Johnston Dunlop Fallen Ranger Memorial 

Staff Sergeant Johnston Dunlop was born on 19 October 1938. He attended school in Auburn, New York and participated on the High School swimming team. At the age of 23, Johnston Dunlop enlisted in the Regular Army and started his career as a soldier. On 19 March 1967 Ranger Dunlop commenced his tour in the Republic of South Vietnam. Serving as a Patrol Leader with Company E 50th Infantry Long Ranger Patrol Airborne, 9th Infantry Division in the Mekong Delta he carried out numerous missions against hostile Viet Cong and North Vietnam Regular Army forces. On his last Long Range Patrol Staff Sergeant Dunlop was Killed In Action on 16 April, 1968, and as a result of his Gallant Actions while engaging the enemy he was posthumously awarded the Distinguished Service Cross. The circumstances of this action are set out in the following Citation:

Johnston Dunlop

For extraordinary heroism in connection with military operations involving conflict with an armed hostile force in the Republic of Vietnam: Staff Sergeant Dunlop distinguished himself by exceptionally valorous actions on 16 April 1968 as a leader of a ten-man long range reconnaissance ambush team operating near Binh Son. Sergeant Dunlop deployed his team along a main Viet Cong supply route and triggered a claymore mine ambush on a heavily armed enemy platoon which was walking down the trail. During the ensuing battle, he fearlessly exposed himself to enemy weapons to deliver a devastating volume of fire which inflicted many causalities on the numerically superior insurgent force. Seeing a wounded comrade close to the enemy positions, Sergeant Dunlop unhesitantly ran to the man's aid. During this maneuver, he was struck in the legs by a burst of automatic weapons fire and knocked to the ground. Continuing to fire, he crawled the last twenty meters to his wounded teammate, all the while shouting commands for fire support to his men. Finding his comrade dead, Sergeant Dunlop directed his team to continue its covering fire while he extracted the body. As he neared safety, Sergeant Dunlop was again struck by enemy fire and mortally wounded. Staff Sergeant Dunlop's extraordinary heroism and devotion to duty, was in keeping with the highest traditions of the military service and reflect great credit upon himself, his unit and the United States Army.
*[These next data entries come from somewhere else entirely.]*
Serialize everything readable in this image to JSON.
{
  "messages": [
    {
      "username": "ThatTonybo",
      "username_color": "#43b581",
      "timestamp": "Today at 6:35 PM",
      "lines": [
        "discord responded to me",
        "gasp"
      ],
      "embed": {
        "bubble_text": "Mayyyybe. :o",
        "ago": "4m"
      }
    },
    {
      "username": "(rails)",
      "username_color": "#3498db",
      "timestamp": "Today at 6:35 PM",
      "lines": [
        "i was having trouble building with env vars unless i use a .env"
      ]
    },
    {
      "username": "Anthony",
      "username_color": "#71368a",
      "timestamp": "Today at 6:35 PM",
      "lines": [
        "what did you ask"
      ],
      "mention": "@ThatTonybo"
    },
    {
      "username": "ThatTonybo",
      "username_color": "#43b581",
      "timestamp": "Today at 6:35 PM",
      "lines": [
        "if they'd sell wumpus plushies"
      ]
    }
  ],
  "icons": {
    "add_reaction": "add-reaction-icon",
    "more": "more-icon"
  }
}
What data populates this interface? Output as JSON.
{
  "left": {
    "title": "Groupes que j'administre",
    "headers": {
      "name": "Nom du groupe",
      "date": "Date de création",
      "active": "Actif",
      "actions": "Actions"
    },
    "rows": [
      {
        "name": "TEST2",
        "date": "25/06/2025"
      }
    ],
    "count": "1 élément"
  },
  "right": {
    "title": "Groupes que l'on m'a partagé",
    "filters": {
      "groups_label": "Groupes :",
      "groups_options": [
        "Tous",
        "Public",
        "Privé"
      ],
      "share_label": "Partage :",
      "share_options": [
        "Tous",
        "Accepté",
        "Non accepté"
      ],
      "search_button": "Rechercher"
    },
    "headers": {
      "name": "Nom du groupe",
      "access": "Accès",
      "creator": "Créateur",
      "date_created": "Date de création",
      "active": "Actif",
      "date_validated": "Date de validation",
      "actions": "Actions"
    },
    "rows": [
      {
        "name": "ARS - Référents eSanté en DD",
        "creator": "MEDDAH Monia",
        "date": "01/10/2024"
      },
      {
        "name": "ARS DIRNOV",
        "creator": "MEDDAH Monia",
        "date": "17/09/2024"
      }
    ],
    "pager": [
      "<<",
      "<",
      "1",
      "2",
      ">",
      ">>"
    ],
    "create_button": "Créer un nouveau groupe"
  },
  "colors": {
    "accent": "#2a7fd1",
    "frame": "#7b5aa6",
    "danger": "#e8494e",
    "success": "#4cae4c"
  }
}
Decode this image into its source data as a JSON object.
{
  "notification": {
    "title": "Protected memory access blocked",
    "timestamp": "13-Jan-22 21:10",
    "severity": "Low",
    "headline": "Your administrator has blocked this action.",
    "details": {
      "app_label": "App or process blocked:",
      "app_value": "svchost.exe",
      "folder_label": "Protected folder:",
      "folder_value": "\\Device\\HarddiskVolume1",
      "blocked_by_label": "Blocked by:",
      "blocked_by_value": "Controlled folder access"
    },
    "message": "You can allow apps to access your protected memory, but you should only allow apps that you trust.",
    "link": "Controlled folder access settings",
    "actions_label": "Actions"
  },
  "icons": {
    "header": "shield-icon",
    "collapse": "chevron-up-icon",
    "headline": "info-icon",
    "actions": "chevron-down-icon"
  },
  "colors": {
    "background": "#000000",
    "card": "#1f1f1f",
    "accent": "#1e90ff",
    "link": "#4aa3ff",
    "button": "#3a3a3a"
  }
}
Staff Sergeant Johnston Dunlop died a Warrior's death in the first month of his extended tour in Vietnam. He gave all he had and then some in his quest to complete the mission. Through his selfless service and dedication to duty he made the ultimate sacrifice in upholding the highest traditions of the Ranger Creed, "I WILL NEVER LEAVE A FALLEN COMRADE BEHIND". Staff Sergeant Dunlop by way of his gallant actions truly exemplified the Ranger Motto, "RANGERS LEAD THE WAY."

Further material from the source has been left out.